Escalón séptimo: 'El hambre invisible en su escudo de piel'
El hambre innegable y siempre victoriosa, que regresa para derrotarnos cuando uno menos la espera, emboscada tras la apariencia inofensiva de la piel propia, irisada de vellos y calidez. El rugido de su presencia, la inquietud y el desasosiego de quien se conoce en el abandono de una obligación autoimpuesta, más imparable cuanto más propia.
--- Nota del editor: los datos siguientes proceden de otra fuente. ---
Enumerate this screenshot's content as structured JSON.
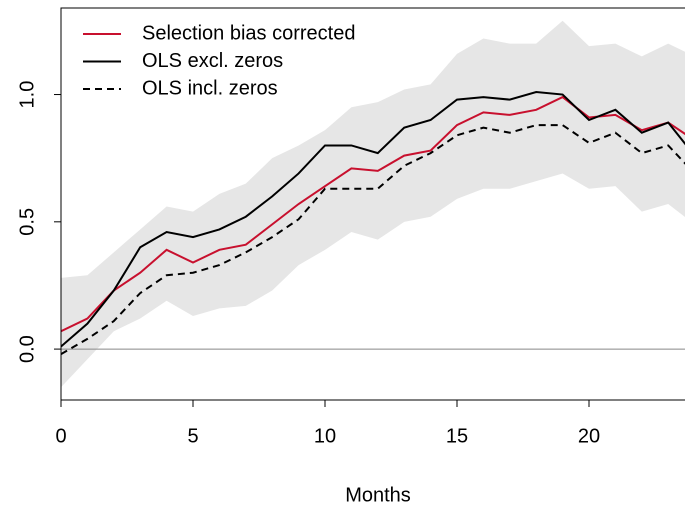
{
  "chart_data": {
    "type": "line",
    "xlabel": "Months",
    "x": [
      0,
      1,
      2,
      3,
      4,
      5,
      6,
      7,
      8,
      9,
      10,
      11,
      12,
      13,
      14,
      15,
      16,
      17,
      18,
      19,
      20,
      21,
      22,
      23,
      24
    ],
    "series": [
      {
        "name": "Selection bias corrected",
        "color": "#c8102e",
        "dash": "solid",
        "values": [
          0.07,
          0.12,
          0.23,
          0.3,
          0.39,
          0.34,
          0.39,
          0.41,
          0.49,
          0.57,
          0.64,
          0.71,
          0.7,
          0.76,
          0.78,
          0.88,
          0.93,
          0.92,
          0.94,
          0.99,
          0.91,
          0.92,
          0.86,
          0.89,
          0.82
        ]
      },
      {
        "name": "OLS excl. zeros",
        "color": "#000000",
        "dash": "solid",
        "values": [
          0.01,
          0.1,
          0.23,
          0.4,
          0.46,
          0.44,
          0.47,
          0.52,
          0.6,
          0.69,
          0.8,
          0.8,
          0.77,
          0.87,
          0.9,
          0.98,
          0.99,
          0.98,
          1.01,
          1.0,
          0.9,
          0.94,
          0.85,
          0.89,
          0.76
        ]
      },
      {
        "name": "OLS incl. zeros",
        "color": "#000000",
        "dash": "dashed",
        "values": [
          -0.02,
          0.04,
          0.11,
          0.22,
          0.29,
          0.3,
          0.33,
          0.38,
          0.44,
          0.51,
          0.63,
          0.63,
          0.63,
          0.72,
          0.77,
          0.84,
          0.87,
          0.85,
          0.88,
          0.88,
          0.81,
          0.85,
          0.77,
          0.8,
          0.69
        ]
      }
    ],
    "band": {
      "color": "#e6e6e6",
      "upper": [
        0.28,
        0.29,
        0.38,
        0.47,
        0.56,
        0.54,
        0.61,
        0.65,
        0.75,
        0.8,
        0.86,
        0.95,
        0.97,
        1.02,
        1.04,
        1.16,
        1.22,
        1.2,
        1.2,
        1.29,
        1.19,
        1.2,
        1.15,
        1.2,
        1.15
      ],
      "lower": [
        -0.15,
        -0.04,
        0.07,
        0.12,
        0.19,
        0.13,
        0.16,
        0.17,
        0.23,
        0.33,
        0.39,
        0.46,
        0.43,
        0.5,
        0.52,
        0.59,
        0.63,
        0.63,
        0.66,
        0.69,
        0.63,
        0.64,
        0.54,
        0.57,
        0.49
      ]
    },
    "hline": 0,
    "xlim": [
      0,
      23.64
    ],
    "ylim": [
      -0.2,
      1.34
    ],
    "xticks": [
      0,
      5,
      10,
      15,
      20
    ],
    "yticks": [
      {
        "value": 0,
        "label": "0.0"
      },
      0.5,
      {
        "value": 1,
        "label": "1.0"
      }
    ],
    "legend": "top-left"
  }
}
El hambre y su feroz satisfacción, la íntima complacencia de haber regresado al punto de partida, completando el círculo y dándole sentido a su sinrazón.

V

jueves, 2 de abril de 2015

La música de las palabras

Escribir es un intento de hacer música con las palabras; quienes jugamos con el lenguaje perseguimos su ritmo interno para tratar de conseguir que la narración alcance un cierto tono melódico, que se deslice con la suavidad de una canción mientras cuenta su historia, y que además, tenga la capacidad de alterar su partitura dependiendo de si la temática es amorosa, lúgubre, sangrienta o atribulada, de albergar texturas de rock o susurros de jazz. Sentados ante nuestros escritorios, jugamos con balanzas que pesan la semántica y la contraponen con la fonética para conjugar esos dos elementos en la persecución de una alquimia tan difícil como hermosa; en las estela de los poetas, concluyo, únicos en poseer el prodigioso don de aunar turbiones de sentido y música en una línea breve y certera de palabras.

Quienes escribimos perseguimos la música en el lenguaje porque no nos fue concedida esa otra habilidad sublime, la de conseguir la música en sí misma, el talento para conjugar los sonidos y convertirlos en la banda sonora de las vidas de otros. Caminamos cercando los pasos de la música y muy raramente alcanzando su variedad de palabras, soñando con que, quizás, algún día nuestro lenguaje pueda verse transformado en ese otro, convertido definitivamente en ritmo y sonido. Lo anhelamos con la certeza de su (casi) imposibilidad, sin esperar que las circunstancias nos regalen una oportunidad tan hermosa como ésta: el Espacio Librería La Victoria me ha invitado a formar parte del ciclo 'Lecturas en Concierto', en el que el teclista Manuel Rodríguez pondrá música a algunos de mis textos (14 de abril a las 20 horas). 'Devuélveme a las once menos cuarto', 'Duelos' y otros inéditos como la novela 'La intemperie de la belleza' se volverán entonces sonido, también contaremos con ilustres 'invitados', ¿nos acompañaréis en una cita tan especial?



Porque la literatura es otra forma de hacer música, que inspira a la música o recibe de ella ese soplo mágico e imposible de identificar cuando el viento parece echado y calmo, la mar plana y el latido ausente; es el empujón determinante que me sirvió para crear la voz trastornada, ególatra y reduccionista de la segunda mitad del 'Duelo de Amistad' a partir de 'El viaje de Chihiro' de Iván Ferreiro.